When algorithms are manipulated everyone but the spammers lose. Users lose because the quality of the content is worse, with shilled scams and misinformation appearing above content that is actually popular and interesting. The business loses because its users are less satisfied, eventually causing retention problems and hurting long-term revenue.

The idea of only using trustworthy accounts in wisdom of the crowd algorithms has already been proven to work. Similar ideas are widely used already for reducing web and email spam to nuisance levels. Wisdom of the trustworthy should be used wherever and whenever there are problems with manipulation of wisdom of the crowd algorithms.

Trust should not be easy to get. New accounts are easy for bad actors to create, so should be viewed with skepticism. Unknown or untrusted accounts should have their content downranked, and their actions should be mostly ignored by ranker and recommender algorithms.

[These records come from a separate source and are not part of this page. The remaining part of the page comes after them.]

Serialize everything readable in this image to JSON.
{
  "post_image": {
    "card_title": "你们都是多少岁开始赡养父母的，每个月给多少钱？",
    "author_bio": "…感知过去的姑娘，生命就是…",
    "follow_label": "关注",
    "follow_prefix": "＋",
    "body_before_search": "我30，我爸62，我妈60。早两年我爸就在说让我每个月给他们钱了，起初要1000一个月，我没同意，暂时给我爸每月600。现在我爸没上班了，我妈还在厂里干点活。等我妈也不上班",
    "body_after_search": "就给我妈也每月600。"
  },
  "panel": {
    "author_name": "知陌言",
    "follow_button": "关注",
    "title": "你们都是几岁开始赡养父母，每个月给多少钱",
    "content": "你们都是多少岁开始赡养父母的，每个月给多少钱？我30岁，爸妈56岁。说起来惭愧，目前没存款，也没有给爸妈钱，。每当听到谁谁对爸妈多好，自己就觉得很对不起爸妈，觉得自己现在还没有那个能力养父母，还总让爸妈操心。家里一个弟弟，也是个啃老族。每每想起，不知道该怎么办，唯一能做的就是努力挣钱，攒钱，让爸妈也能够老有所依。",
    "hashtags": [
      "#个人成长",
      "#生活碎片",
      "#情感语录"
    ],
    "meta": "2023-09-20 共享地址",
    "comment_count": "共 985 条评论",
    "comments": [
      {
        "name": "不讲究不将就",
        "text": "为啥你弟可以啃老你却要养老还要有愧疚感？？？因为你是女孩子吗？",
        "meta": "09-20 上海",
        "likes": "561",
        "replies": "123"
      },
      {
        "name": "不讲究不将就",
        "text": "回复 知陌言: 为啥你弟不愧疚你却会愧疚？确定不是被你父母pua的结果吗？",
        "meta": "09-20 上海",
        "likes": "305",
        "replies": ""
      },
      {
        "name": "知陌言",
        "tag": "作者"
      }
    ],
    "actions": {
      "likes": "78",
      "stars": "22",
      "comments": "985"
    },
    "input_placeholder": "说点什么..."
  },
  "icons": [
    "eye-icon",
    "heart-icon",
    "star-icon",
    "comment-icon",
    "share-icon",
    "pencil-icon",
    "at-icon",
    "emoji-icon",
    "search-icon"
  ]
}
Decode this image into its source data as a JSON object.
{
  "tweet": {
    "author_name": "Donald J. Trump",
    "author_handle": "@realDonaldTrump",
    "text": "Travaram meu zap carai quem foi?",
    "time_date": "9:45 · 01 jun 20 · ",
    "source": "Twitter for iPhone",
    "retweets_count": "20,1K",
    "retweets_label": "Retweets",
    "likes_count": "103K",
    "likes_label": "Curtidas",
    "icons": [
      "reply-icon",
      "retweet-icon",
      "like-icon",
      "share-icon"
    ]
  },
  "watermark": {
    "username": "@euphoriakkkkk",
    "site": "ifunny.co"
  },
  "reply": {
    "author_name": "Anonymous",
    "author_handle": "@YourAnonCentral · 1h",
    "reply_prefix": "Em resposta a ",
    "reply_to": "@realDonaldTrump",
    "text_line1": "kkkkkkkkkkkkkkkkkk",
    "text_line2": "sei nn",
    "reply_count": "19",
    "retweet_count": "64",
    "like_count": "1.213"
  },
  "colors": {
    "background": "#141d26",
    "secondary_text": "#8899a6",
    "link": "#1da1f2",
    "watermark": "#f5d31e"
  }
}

If social media companies did this, then shilling, spamming, and propaganda by bad actors would pay off far less often, making them too costly for many efforts to continue.

In the short-term, with the wrong metrics, it looks great to allow bots, fake accounts, fake crowds, and shilling. Engagement numbers go up, and you see many new accounts. But it’s not real. These aren’t real people who use your product, helpfully interact with other people, and buy things from your advertisers. Allowing untrustworthy accounts and fake crowds hurts customers, advertisers, and the business in the long-term.

Only trustworthy accounts should be amplified by algorithms. And trust should be hard to get and easy to lose.